God of War loading screens are hidden by having Kratos walk an otherworldly ‘path’ until the portal to the destination materializes. More sophisticated loading screens exist, but even this lean mechanic in God of War appears preferable to passively staring at a screen. The point is that gameplay doesn’t have to be interesting or engaging all the time — sometimes, simply allowing the player to play, rather than watch like a bystander can make the difference between a frustrating experience and an immersive one.
An essay on how video games deal with time cannot be complete without a brief mention of how the Persona games deal with it. These games hand the currency of time back to you, but caution you to spend it wisely, for it is scarce and fleeting.
In closing, how video game studios regard time is often revealed through seemingly insignificant decisions that can disproportionately affect a player’s experience with a game. Time should be thought of as a currency, perhaps one of the most important ones in video game design.

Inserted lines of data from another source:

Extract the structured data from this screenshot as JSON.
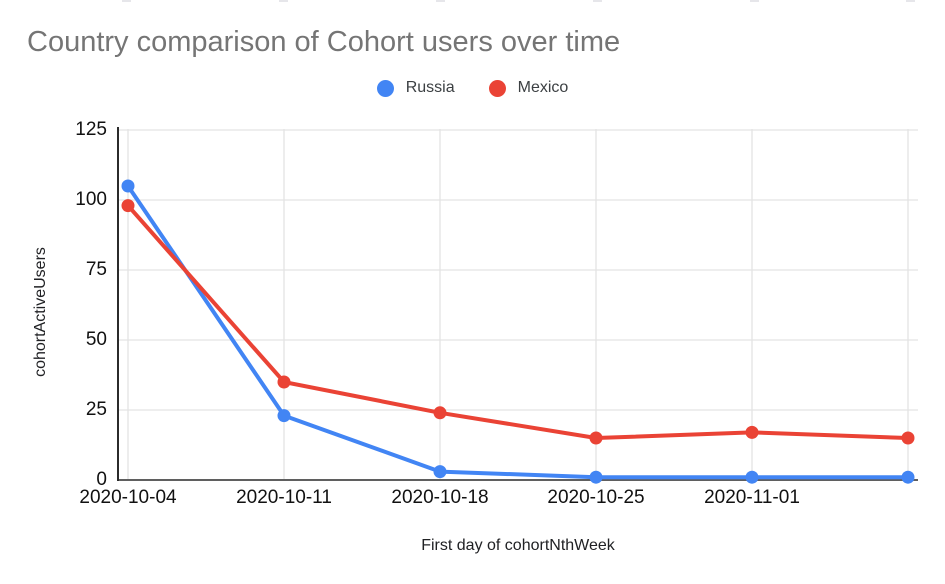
{
  "chart_data": {
    "type": "line",
    "title": "Country comparison of Cohort users over time",
    "xlabel": "First day of cohortNthWeek",
    "ylabel": "cohortActiveUsers",
    "categories": [
      "2020-10-04",
      "2020-10-11",
      "2020-10-18",
      "2020-10-25",
      "2020-11-01",
      ""
    ],
    "x_tick_labels": [
      "2020-10-04",
      "2020-10-11",
      "2020-10-18",
      "2020-10-25",
      "2020-11-01"
    ],
    "y_ticks": [
      0,
      25,
      50,
      75,
      100,
      125
    ],
    "ylim": [
      0,
      125
    ],
    "grid": true,
    "legend_position": "top-center",
    "series": [
      {
        "name": "Russia",
        "color": "#4285f4",
        "values": [
          105,
          23,
          3,
          1,
          1,
          1
        ]
      },
      {
        "name": "Mexico",
        "color": "#ea4335",
        "values": [
          98,
          35,
          24,
          15,
          17,
          15
        ]
      }
    ]
  },
  "colors": {
    "title_text": "#757575",
    "tick_text": "#111111",
    "axis_title_text": "#202124",
    "gridline": "#e3e3e3",
    "x_axis_line": "#5f5f5f",
    "y_axis_line": "#2b2b2b",
    "background": "#ffffff"
  }
}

The diversity of design philosophies demonstrates that there is no single answer — do you allow the player to take control of where they spend their time? Do you extravagantly spend the player’s time to build a ‘realistic’ experience, or do you choose to be frugal instead? Do you hide the downtime (seams) in the game with exposition, or with gameplay?
While I don’t have the answers, I know that if I go the rest of my life without watching another self-indulgent weapon upgrade animation, I will be none the lesser for it.